Obituary: Mourid Barghouti, a story of diaspora and a dispossessed country

Mohammed Saad , Monday 15 Feb 2021

Barghouti died in Amman on 14 February at the age of 76

Mourid Barghouti
Mourid Barghouti. Al-Ahram
Almost six years after his wife, iconic Egyptian author Radwa Ashour, died in December 2014, Palestinian poet Mourid Barghouti departed to join his wife, whose presence in his works is unmistakable.

Barghouti died in the Jordanian capital Amman on 14 February at the age of 76. He is survived by his son, poet Tamim Barghouti.

Mourid Barghouti’s work has been a strong voice of Palestine and the Palestinian cause, weaved in an unmatchable prosaic language that established his reputation as a great writer. He dedicated his life and works for Palestine and immortalised its story in his books; a story of an occupied, appropriated, dispossessed, renamed country, and a story of the displaced Palestinians who were living in the diaspora.

Barghouti was born in Deir Ghassana near Ramallah on the West bank on 8 July 1944. He travelled to Egypt in 1963 to study English literature in Cairo University, from which he graduated in 1967. This is the same year Israel occupied the rest of Palestine, which prohibited him from going back to Ramallah for 30 years. He was only able to return in 1997.

After his visit to Ramallah, he wrote his autobiographical book, Ra’yt Ramallah (I Saw Ramallah) in which he gave an insight into 30 years of diaspora and ironies of coming home after long absence. He summarised the experience of coming back home by saying “No absent thing comes back whole, and nothing can be retrieved as it was.” The book was published in Cairo by Dar Al-Hilal before it was published in English by the AUC Press with the translation of Ahdaf Soueif and forward by Edward Said.

The book offers Barghouti's narrative about home and homelessness and the harrowing experience of a Palestinian who is denied the most elementary human rights in his occupied country and in exile alike. It provides a view of Palestine that has been dispossessed and changed beyond recognition by  usurpers, yet from the heap of broken images and shattered homes.

The book won him the Naguib Mahfouz Prize in Literature in 2017.

In Cairo, Barghouti met the love of his life, Ashour, the author of the Trilogy of Granada. They got married in 1970 and stayed together until her death in 2014, although in 1977 he was deported from Egypt after his opposition to the peace treaty between Egypt and Israel. The family then had to move to Hungary.

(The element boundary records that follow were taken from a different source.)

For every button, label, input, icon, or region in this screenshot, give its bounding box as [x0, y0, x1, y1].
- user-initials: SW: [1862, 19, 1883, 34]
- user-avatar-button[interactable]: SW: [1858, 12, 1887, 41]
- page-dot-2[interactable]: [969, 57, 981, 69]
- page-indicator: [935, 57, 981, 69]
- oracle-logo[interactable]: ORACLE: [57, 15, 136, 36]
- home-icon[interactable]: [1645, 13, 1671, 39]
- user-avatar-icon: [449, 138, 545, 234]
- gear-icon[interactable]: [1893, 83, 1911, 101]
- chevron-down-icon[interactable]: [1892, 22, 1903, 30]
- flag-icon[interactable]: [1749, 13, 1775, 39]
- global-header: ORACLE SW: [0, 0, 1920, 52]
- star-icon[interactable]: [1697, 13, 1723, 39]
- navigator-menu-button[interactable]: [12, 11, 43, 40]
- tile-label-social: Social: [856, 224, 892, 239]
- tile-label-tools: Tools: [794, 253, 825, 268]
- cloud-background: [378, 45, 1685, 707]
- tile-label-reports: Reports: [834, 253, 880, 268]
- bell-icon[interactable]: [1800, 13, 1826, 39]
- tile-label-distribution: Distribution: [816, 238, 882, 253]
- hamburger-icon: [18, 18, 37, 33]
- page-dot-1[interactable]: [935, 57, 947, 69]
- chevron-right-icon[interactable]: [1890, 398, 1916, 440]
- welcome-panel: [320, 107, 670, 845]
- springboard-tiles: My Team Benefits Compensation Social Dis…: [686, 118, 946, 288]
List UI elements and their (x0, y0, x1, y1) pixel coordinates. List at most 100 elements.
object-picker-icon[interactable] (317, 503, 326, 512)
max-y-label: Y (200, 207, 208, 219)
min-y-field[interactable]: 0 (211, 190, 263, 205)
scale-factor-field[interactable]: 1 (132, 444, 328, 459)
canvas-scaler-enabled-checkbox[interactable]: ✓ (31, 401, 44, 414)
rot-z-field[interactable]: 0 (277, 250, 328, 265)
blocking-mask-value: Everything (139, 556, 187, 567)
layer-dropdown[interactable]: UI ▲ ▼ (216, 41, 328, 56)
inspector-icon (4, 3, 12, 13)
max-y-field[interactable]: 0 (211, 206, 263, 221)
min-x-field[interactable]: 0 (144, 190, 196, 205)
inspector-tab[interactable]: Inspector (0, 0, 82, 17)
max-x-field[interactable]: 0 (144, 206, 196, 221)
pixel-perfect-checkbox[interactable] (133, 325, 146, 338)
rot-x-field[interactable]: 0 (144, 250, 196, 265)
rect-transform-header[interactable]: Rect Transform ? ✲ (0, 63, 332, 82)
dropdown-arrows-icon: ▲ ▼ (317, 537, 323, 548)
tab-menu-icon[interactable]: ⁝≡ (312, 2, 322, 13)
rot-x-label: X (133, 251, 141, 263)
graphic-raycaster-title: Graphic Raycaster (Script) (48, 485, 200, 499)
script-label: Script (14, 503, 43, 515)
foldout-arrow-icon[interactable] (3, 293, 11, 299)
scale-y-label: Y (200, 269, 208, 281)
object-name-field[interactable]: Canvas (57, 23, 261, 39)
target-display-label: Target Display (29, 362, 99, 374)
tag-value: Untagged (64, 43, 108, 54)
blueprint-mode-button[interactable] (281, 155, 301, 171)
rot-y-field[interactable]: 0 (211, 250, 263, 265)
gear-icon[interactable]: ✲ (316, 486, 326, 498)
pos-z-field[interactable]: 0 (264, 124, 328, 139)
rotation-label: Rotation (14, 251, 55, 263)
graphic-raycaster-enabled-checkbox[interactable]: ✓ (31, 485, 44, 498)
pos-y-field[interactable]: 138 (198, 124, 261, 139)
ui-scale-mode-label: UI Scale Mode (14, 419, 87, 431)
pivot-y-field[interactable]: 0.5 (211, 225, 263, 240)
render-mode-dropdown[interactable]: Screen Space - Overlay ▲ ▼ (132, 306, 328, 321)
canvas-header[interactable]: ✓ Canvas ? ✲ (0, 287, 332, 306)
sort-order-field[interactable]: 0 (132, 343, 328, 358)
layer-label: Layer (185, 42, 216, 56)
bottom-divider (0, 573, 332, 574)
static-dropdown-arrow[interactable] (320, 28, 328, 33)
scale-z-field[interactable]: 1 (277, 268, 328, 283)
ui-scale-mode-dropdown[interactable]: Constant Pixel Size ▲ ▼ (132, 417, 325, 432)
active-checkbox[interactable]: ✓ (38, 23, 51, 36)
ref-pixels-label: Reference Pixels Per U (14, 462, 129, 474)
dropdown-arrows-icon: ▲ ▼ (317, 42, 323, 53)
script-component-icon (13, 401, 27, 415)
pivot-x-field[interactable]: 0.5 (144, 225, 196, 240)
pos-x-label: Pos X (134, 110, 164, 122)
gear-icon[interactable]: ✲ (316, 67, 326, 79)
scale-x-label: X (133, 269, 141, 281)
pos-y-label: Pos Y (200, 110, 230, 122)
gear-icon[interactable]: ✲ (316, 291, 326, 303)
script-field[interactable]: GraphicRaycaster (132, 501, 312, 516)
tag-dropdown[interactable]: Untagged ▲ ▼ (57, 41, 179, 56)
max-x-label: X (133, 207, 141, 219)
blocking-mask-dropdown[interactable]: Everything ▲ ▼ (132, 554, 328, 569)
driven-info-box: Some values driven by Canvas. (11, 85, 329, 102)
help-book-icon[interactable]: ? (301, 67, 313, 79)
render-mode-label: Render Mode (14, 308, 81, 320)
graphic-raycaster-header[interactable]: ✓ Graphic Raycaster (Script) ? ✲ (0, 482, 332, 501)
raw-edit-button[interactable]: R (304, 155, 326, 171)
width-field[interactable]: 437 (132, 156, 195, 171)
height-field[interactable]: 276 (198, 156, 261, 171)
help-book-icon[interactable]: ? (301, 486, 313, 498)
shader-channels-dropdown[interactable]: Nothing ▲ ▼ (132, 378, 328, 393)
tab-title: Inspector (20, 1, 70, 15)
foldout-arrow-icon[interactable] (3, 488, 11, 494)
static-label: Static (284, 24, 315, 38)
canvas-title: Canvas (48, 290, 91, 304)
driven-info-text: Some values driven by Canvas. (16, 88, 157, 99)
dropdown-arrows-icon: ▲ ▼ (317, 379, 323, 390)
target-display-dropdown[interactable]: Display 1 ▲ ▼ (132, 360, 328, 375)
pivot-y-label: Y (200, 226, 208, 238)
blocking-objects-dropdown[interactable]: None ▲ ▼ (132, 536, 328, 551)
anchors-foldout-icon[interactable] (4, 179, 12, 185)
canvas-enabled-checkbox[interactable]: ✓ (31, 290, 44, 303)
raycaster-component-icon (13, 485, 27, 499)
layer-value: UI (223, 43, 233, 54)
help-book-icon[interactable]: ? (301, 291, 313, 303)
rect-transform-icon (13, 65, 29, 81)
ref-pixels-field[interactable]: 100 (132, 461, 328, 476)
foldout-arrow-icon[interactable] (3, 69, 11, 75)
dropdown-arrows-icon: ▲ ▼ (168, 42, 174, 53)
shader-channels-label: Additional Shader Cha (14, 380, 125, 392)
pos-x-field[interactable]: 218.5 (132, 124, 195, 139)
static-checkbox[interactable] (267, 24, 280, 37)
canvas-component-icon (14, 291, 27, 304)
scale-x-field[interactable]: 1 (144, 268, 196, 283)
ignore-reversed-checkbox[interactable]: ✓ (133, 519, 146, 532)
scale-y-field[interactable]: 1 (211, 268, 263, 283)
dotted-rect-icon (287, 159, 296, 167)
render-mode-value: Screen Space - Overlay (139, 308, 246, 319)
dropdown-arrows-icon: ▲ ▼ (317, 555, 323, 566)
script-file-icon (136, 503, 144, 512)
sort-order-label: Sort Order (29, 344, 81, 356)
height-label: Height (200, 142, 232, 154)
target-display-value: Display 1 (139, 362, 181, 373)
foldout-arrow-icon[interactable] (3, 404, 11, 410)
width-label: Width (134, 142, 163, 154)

His other book that is considered a landmark in his career is “Woledt Honak, Woldet Hona (I was born There, I was Born Here,” published in 2009. The book can be regarded as a continuation of I Saw Ramallah, as he describes his journey back to his hometown in 2003 with his son who was born in Egypt. The book was also translated into English by renowned translator Soueif and published by the AUC Press in 2012.

The book traces Barghouti’s life in recent years and in the past — his early life in Palestine, his expulsion from Cairo and exile to Budapest, marriage and birth of his son, and then the young man’s own expulsion from Cairo. It tells the story of the Palestinian journey of the father and son.

In addition to these two important books, Barghouti published 12 poetry books between 1972 and 2005.